Let $X$ and $Y$ be two $\rho$ correlated Gaussian vectors, such that $X,Y\sim N(0,1)^n$ and $E[X_iY_i]=\rho$. Let $M_X = f(X)$ and $M_Y = f(Y)$ be $k$-bit functions of $X$ and $Y$, that is $H(X)=H(Y)=k$.
We then have that $M_X - X - Y - M_Y$ is a Markov Chain.
By the standard Strong Data Processing Inequality (SDPI), we get $I(M_X; Y) \le \rho^2 I(M_X; X) \le \rho^2 k$ and likewise $I(M_Y; X) \le \rho^2 k$.

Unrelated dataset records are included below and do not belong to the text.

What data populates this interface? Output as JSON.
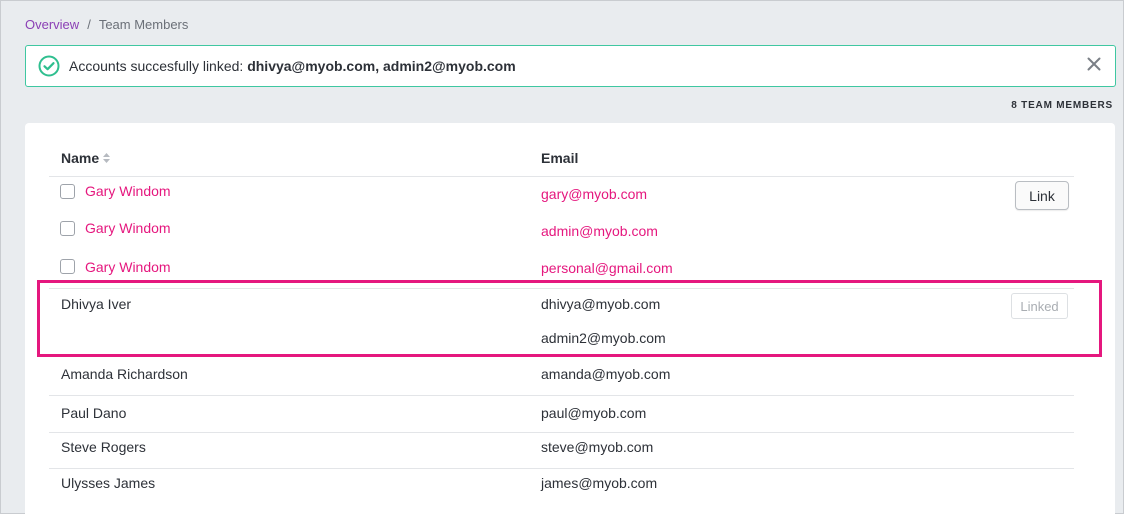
{
  "breadcrumb": {
    "parent": "Overview",
    "separator": "/",
    "current": "Team Members"
  },
  "alert": {
    "message": "Accounts succesfully linked:",
    "emails": "dhivya@myob.com, admin2@myob.com",
    "status_color": "#3fc7a1"
  },
  "member_count": "8 TEAM MEMBERS",
  "table": {
    "headers": {
      "name": "Name",
      "email": "Email"
    },
    "unlinked": [
      {
        "name": "Gary Windom",
        "email": "gary@myob.com"
      },
      {
        "name": "Gary Windom",
        "email": "admin@myob.com"
      },
      {
        "name": "Gary Windom",
        "email": "personal@gmail.com"
      }
    ],
    "link_button": "Link",
    "linked": {
      "name": "Dhivya Iver",
      "emails": [
        "dhivya@myob.com",
        "admin2@myob.com"
      ],
      "status_button": "Linked"
    },
    "members": [
      {
        "name": "Amanda Richardson",
        "email": "amanda@myob.com"
      },
      {
        "name": "Paul Dano",
        "email": "paul@myob.com"
      },
      {
        "name": "Steve Rogers",
        "email": "steve@myob.com"
      },
      {
        "name": "Ulysses James",
        "email": "james@myob.com"
      }
    ]
  },
  "colors": {
    "accent_pink": "#e5177e",
    "link_purple": "#8b3fb5",
    "success_green": "#3fc7a1"
  },
  "icons": {
    "alert": "check-circle-icon",
    "dismiss": "close-icon",
    "sort": "sort-icon"
  }
}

I would like to show that $$I(M_X ; M_Y) \le \rho^2 k / 2.$$
This is motivated by the fact that when $M_X$ and $M_Y$ are seen as approximations to $X$ and $Y$, then one will need twice as good approximations when both $X$ and $Y$ are approximated, rather than if only one of them is (the case $I(X ; M_Y)$.)
I'm aware of the general result by Yury Polyanskiy and Yihong Wu, which lets one compute an end-to-end SDPI for a Markov Chain (or graph). However, in that case, it is assumed that each link loses some constant factor, wherein my case the two links $M_X - X$ and $Y - M_Y$ are rate capped rather than noisy.
Do you know any information-theoretical tricks, or known relations, that I'm unaware of which might be useful?